Christian Heilmann

Recording talks on a shoestring – a session at encampment 2011 in London

Monday, August 22nd, 2011 at 2:22 pm

Today I spent a thoroughly enjoyable day at Encampment London and held a quick impromptu session on “recording talks on a shoestring”. There weren’t any slides but – to prove my point – I recorded the audio of my presentation and published it on the web:

Here are the main things I talked about:

  • You can easily record audio with the in-built microphone of computers these days using Audacity. As it does not need installing, this could even be run from a memory stick
  • VLC does not only play almost anything on this planet, but it can also record the screen as a video (screencast here). This is incredibly handy when you have speakers who don’t have slides but actually jump around in different programs for live demos
  • Once you recorded your audio or video you need to convert it to web formats and host them somewhere. You can either do that inside the tools (Audacity allows for ogg and mp3 saving) but you would still need to upload them somehere. As I am releasing my talks as creative commons I normally use Archive.org for hosting and converting.
    • If you recorded your video you can use MPEGStreamclip to simply chop off the start and end and Miro video converter to convert it to WebM
    • Audio files I normally tend to convert in iTunes as I can tag them there and add cover art (as I am listening to them on my iPod)
    • Once uploaded, archive.org will give you the video as MPEG4, OGV and animated GIF (demo here).
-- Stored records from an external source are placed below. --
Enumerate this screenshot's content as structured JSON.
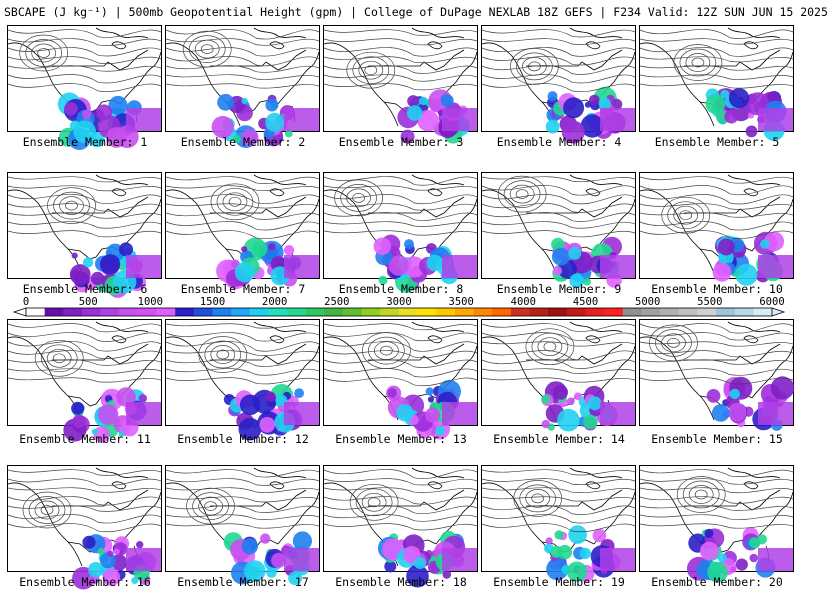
{
  "header": {
    "title": "SBCAPE (J kg⁻¹) | 500mb Geopotential Height (gpm) | College of DuPage NEXLAB 18Z GEFS | F234 Valid: 12Z SUN JUN 15 2025"
  },
  "panels": [
    {
      "label": "Ensemble Member: 1"
    },
    {
      "label": "Ensemble Member: 2"
    },
    {
      "label": "Ensemble Member: 3"
    },
    {
      "label": "Ensemble Member: 4"
    },
    {
      "label": "Ensemble Member: 5"
    },
    {
      "label": "Ensemble Member: 6"
    },
    {
      "label": "Ensemble Member: 7"
    },
    {
      "label": "Ensemble Member: 8"
    },
    {
      "label": "Ensemble Member: 9"
    },
    {
      "label": "Ensemble Member: 10"
    },
    {
      "label": "Ensemble Member: 11"
    },
    {
      "label": "Ensemble Member: 12"
    },
    {
      "label": "Ensemble Member: 13"
    },
    {
      "label": "Ensemble Member: 14"
    },
    {
      "label": "Ensemble Member: 15"
    },
    {
      "label": "Ensemble Member: 16"
    },
    {
      "label": "Ensemble Member: 17"
    },
    {
      "label": "Ensemble Member: 18"
    },
    {
      "label": "Ensemble Member: 19"
    },
    {
      "label": "Ensemble Member: 20"
    }
  ],
  "colorbar": {
    "ticks": [
      "0",
      "500",
      "1000",
      "1500",
      "2000",
      "2500",
      "3000",
      "3500",
      "4000",
      "4500",
      "5000",
      "5500",
      "6000"
    ],
    "min": 0,
    "max": 6000,
    "colors": [
      "#ffffff",
      "#6a0dad",
      "#7f1fc4",
      "#9b2fd8",
      "#b040e8",
      "#c850f0",
      "#d84ef8",
      "#e060ff",
      "#2a1fc8",
      "#1f4fe0",
      "#1f7ff0",
      "#20a8f8",
      "#20d0f0",
      "#20e0c0",
      "#20d890",
      "#30c860",
      "#40b840",
      "#60c030",
      "#90d020",
      "#c0d820",
      "#e8e020",
      "#ffe000",
      "#ffc800",
      "#ffa800",
      "#ff8800",
      "#ff6800",
      "#d03020",
      "#b82018",
      "#a01010",
      "#c81818",
      "#e82020",
      "#ff2020",
      "#909090",
      "#a0a0a0",
      "#b0b0b0",
      "#c0c0c0",
      "#d0d0d0",
      "#9fc6d8",
      "#b8d8e8",
      "#d8ecf4"
    ]
  }
}
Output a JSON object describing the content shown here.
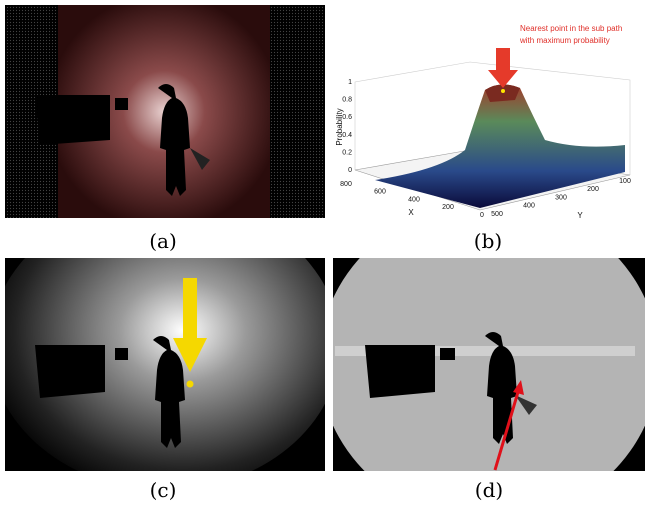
{
  "panels": [
    {
      "caption": "(a)"
    },
    {
      "caption": "(b)",
      "annotation_lines": [
        "Nearest point in the sub path",
        "with maximum probability"
      ],
      "z_label": "Probability",
      "x_label": "X",
      "y_label": "Y",
      "z_ticks": [
        0,
        0.2,
        0.4,
        0.6,
        0.8,
        1
      ],
      "x_ticks": [
        800,
        600,
        400,
        200,
        0
      ],
      "y_ticks": [
        500,
        400,
        300,
        200,
        100
      ]
    },
    {
      "caption": "(c)"
    },
    {
      "caption": "(d)"
    }
  ]
}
Audio gets converted to OGG (like this talk)
  • If you want to have your videos converted and hosted without the publicity or licensing of archive.org I normally tend to use Vid.ly which converts your videos on the fly to lots and lots of formats and provides you with a short link to send the right video format to the right device when you call it. It is an incredible service
  • The next step would be to allow for subtitling and captioning. This is incredibly useful to allow people to jump to the part of the talk they are really interested in and give search engines a chance to find your content. Captioning and subtitling is expensive. If you see however how cool it is at TED (for example at the excellent Roger Ebert – remaking my voice) you can see the benefits. To do this on the cheap there is Universal Subtitles, a JavaScript that adds a subtitle interface and a subtitling and translation interface to all the videos in a document. Universal Subtitles is based on the Popcorn.js library. Some people already use this one to allow for transcripts to be linked with the audio as you can see in this demo of the minnesota public radio. If you don’t want to do all that by hand there is also the Butter App project
  • One last thing I mentioned was Screenr, a free tool where you log in with Twitter and you get a screencasting app that allows you to record 5 minutes of your screen and actions and converts and hosts the final video for you. You can also save the MP4 or send it to YouTube.

This was just a quick introduction as to what you can use that is free to provide simple recordings of your event. Nothing of that replaces a professional recording, but it also doesn’t replace a few thousand pounds in your pocket with air.

What I didn’t mention was that Keynote and Quicktime both have presentation and screen recording facilities. But as they are not free, I skipped that.